Лучом фонаря полисмен исследовал стенку около входа и обнаружил потускневшую надпись:
_ЕШЕХОДНЫЙ ПЕРЕ_ОД
УНТАНК _00 _ЕТРОВ
— Тоннели с такими входами очень длинными не бывают. Жаль, освещение не работает.
— Не могли бы вы одолжить мне ваш фонарь? Свой фонарь мы потеряли,
— Простите, сэр, не могу.
Рима вмешалась:
— Не стоит это и обсуждать. Я отказываюсь туда идти.
— Тогда вам придется просить, чтобы кто-нибудь подвез вас в Нью-Камбернолд.
Полицейский пошел прочь. Ланарк терпеливо начал:
— Послушай, будем благоразумны. По тоннелю мы доберемся до Унтанка за четверть часа, а может, и быстрее. Там нет освещения, но есть перила, так что мы не заблудимся. До Нью-Камбернолда, быть может, не один час пути, а я хочу как можно скорее доставить тебя в больницу.
— Ненавижу темноту, ненавижу больницы и никуда не пойду!
— В темноте нет ничего плохого. В жизни я сталкивался с несколькими ужасными вещами, и каждый раз это было либо при солнечном свете, либо в хорошо освещенной комнате.
— А притворяешься, что тебе хочется солнечного света!
— Хочется, но не потому, что я боюсь его противоположности.
— Как ты мудр. Как храбр. Велик духом. И никуда не годен.
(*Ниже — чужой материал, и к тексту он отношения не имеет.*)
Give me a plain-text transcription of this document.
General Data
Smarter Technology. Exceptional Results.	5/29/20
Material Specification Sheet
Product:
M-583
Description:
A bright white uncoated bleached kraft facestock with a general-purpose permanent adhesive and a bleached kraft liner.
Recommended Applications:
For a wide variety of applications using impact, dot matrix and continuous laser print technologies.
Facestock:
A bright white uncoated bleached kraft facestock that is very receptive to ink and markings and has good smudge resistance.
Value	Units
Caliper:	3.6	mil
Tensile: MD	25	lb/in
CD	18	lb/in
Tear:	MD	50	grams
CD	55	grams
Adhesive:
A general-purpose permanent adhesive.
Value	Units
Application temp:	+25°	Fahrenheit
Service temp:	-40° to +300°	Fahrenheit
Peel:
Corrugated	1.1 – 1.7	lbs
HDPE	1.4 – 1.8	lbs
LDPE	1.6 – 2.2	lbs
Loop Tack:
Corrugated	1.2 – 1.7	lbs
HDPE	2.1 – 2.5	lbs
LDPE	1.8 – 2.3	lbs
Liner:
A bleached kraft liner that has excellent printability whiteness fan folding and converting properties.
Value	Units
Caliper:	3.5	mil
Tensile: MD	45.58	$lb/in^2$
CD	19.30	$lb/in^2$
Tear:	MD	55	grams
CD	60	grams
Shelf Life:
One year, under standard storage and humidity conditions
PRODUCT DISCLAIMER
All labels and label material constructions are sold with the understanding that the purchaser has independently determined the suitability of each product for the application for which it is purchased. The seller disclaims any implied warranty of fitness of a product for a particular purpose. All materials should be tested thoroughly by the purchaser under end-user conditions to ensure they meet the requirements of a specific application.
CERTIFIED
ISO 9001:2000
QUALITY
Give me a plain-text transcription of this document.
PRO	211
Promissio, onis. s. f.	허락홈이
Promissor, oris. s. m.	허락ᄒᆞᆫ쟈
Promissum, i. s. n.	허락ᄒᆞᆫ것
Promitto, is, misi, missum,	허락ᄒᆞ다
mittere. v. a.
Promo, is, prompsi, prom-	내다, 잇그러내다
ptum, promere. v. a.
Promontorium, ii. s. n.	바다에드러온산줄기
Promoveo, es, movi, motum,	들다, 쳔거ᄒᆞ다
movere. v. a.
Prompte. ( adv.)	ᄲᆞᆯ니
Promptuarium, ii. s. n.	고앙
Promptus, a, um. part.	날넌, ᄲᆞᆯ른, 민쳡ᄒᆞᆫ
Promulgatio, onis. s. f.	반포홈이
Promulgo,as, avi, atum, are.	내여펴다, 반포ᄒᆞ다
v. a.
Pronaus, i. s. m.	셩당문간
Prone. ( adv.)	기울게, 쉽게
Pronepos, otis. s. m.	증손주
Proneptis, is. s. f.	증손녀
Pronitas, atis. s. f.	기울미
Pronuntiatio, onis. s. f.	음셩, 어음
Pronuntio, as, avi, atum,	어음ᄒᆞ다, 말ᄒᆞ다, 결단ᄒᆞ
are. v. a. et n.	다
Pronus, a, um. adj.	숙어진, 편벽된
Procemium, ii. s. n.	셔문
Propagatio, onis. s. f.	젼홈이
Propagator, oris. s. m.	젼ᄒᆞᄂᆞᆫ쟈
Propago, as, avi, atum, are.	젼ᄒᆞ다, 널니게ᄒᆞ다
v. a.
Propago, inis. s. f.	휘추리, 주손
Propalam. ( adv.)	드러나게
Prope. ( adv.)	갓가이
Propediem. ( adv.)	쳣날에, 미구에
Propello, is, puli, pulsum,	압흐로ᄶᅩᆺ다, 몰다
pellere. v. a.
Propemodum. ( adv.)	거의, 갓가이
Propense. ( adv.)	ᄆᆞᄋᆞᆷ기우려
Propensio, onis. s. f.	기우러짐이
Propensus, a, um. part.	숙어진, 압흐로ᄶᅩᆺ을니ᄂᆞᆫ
Отчаянно пререкаясь, они, чтобы спрятаться от шума, вошли в отверстие тоннеля. Внезапно Ланарк смолк, указал в темноту и шепнул:
— Смотри, выход!
Глаза уже привыкли к темноте, и Ланарк с Римой различали в самом низу крохотный, слабо светившийся прямоугольник. Внезапно Рима схватилась за перила и стала спускаться. Ланарк догнал ее и молча взял за руку, боясь неловким словом поколебать ее решимость.
Гул за спиной постепенно смолк, шелест палой листвы под ногами тоже прекратился. Кончился и спуск. Сделалось прохладно а затем и холодно. Ланарк не сводил взгляда с тусклого прямоугольника.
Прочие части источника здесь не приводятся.